Brian stays in hazard because the work is good and he doesn’t have enough saved up to move, but most people that stay end up pill-popping and/or pregnant, wondering what-if as they watch themselves get fatter.

I will be living the what-if. 

I know it sounds vindictive and I suppose it is impure, but I can’t help how I feel and I will not be ashamed anymore. 

God has left the back screened door open for me, the moss eating over the cinderblock footpad and playing Strawberry Jam on vinyl, dancing around Gurpal’s living room, Sweeney had just started out-growing his beard, raver man with bowling balls for knees and toothpicks for shins, tripping over his own clown feet.

Out here we take it deep and nothing below the surface. 

The curvature and currents of Earth’s directional intake, passenger sideways chance at daring mobility and backseat driving on Carrs Mill Road, everyday, straight through the intersection with Grafton Shop it turns into Vale Road, and then you make a left on Red Pump. 

They put in a traffic circle out front of the new elementary school, keep going straight through there then at the bottom of the hill make a left onto Cedarwood, second left onto Pearwood and it’s the third house on the right, white house with blue shutters, after the assholes with the Confederate flag hanging outside. 

Gee thanks, I feel so welcome in your neighborhood.

I know, tell me about it, and this is when I get jumped on for calling people rednecks and white-trash, they get so offended you’d think I’d spit on the Bible.  

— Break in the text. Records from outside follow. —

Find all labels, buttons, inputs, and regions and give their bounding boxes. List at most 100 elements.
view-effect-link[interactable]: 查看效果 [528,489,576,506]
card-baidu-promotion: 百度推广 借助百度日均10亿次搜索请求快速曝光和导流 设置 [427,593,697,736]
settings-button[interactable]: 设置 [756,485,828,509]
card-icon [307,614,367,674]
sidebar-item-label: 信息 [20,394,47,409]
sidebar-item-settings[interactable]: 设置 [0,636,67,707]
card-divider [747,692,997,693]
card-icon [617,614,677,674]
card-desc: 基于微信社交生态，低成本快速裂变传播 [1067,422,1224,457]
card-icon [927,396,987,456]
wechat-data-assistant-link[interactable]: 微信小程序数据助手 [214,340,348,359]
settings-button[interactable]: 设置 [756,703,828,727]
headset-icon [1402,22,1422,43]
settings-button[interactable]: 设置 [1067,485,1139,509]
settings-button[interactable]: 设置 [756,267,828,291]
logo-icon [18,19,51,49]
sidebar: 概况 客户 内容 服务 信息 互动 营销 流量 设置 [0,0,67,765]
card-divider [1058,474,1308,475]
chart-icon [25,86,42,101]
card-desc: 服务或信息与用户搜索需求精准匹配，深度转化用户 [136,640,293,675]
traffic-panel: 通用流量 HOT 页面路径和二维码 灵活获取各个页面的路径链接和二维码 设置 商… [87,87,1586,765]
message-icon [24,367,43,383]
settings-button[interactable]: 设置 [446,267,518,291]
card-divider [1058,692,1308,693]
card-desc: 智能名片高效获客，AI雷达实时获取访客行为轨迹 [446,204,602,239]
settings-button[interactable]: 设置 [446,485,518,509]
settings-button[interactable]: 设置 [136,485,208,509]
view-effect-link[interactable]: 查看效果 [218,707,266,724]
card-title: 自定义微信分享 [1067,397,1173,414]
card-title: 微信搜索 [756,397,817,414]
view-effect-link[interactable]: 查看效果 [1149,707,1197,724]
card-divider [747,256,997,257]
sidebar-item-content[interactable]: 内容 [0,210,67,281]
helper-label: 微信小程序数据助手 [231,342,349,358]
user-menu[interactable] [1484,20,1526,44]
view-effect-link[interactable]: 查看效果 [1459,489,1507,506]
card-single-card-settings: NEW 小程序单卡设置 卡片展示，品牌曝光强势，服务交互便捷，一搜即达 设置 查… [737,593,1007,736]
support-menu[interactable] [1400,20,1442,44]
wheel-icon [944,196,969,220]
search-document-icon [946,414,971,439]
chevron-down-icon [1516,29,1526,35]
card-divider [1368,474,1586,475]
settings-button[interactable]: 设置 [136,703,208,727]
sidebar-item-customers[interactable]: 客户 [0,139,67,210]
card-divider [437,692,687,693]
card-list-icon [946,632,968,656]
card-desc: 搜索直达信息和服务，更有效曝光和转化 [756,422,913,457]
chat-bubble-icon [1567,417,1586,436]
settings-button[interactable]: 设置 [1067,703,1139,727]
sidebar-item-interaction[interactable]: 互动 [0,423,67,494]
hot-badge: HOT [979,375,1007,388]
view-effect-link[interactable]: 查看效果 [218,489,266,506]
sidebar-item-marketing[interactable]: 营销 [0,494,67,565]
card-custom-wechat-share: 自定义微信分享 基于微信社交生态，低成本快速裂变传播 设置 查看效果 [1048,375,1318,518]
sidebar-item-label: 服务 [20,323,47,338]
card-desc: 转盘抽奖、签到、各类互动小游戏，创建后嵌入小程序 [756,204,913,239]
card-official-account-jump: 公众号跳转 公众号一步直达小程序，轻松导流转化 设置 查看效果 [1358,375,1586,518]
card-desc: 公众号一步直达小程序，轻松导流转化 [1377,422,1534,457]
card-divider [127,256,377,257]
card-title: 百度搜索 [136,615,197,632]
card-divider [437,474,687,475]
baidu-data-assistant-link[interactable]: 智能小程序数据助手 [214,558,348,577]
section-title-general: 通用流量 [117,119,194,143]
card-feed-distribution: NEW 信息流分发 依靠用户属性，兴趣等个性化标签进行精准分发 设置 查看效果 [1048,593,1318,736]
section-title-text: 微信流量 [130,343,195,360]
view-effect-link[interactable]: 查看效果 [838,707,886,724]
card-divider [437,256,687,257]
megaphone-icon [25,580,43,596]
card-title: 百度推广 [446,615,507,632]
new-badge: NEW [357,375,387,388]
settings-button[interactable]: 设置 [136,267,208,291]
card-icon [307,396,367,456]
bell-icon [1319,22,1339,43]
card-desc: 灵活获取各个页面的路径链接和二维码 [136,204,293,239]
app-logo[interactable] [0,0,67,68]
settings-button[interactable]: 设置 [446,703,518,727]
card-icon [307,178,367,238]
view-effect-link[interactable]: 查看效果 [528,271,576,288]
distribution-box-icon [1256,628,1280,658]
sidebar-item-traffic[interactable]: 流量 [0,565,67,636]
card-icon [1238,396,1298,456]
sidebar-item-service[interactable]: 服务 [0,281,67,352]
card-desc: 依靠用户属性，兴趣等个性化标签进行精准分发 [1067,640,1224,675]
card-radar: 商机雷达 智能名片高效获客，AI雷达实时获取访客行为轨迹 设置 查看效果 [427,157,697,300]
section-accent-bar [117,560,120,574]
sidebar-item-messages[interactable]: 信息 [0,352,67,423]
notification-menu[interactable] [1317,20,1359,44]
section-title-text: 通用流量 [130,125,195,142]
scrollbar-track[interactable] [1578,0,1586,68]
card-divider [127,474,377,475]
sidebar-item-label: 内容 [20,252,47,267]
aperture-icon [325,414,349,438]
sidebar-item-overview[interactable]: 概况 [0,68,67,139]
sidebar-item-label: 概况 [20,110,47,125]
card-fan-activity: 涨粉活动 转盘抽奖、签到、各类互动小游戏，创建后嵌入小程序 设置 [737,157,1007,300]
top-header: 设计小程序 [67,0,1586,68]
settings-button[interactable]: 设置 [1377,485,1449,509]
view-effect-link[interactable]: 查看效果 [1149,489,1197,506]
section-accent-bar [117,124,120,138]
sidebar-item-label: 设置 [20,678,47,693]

First of all, Rachel said, rednecks are the first people who will give you the shirt off there back, more then any other stereotyped group of people, and second of all, white trash is white people trying to be some race they are not—

and it went on but I will spare you her grammatical failings and lecture on the greater morality of a bunch of ignorant racists; this is classic.

Each season I change with the procession of weather and birds and colors and failings.

I stand on the bottom rung of Nona’s iron balcony in Ocean City and turn my head to the left to the East, the Atlantic Ocean churning rock and oyster martinis. 

With the wind at the back of my head, my hair gets pushed out at all angles around me, wild mane swirling blonde night energy raiding the plaster highway for boogie men and bar fights, bastard flings and cheap dates to Party Block, the hipster broad rimmed glasses make me think of Harry Potter more than anything but it’s all so funny—

sad, really, if you want to be real about it, but funny too, I can’t help it.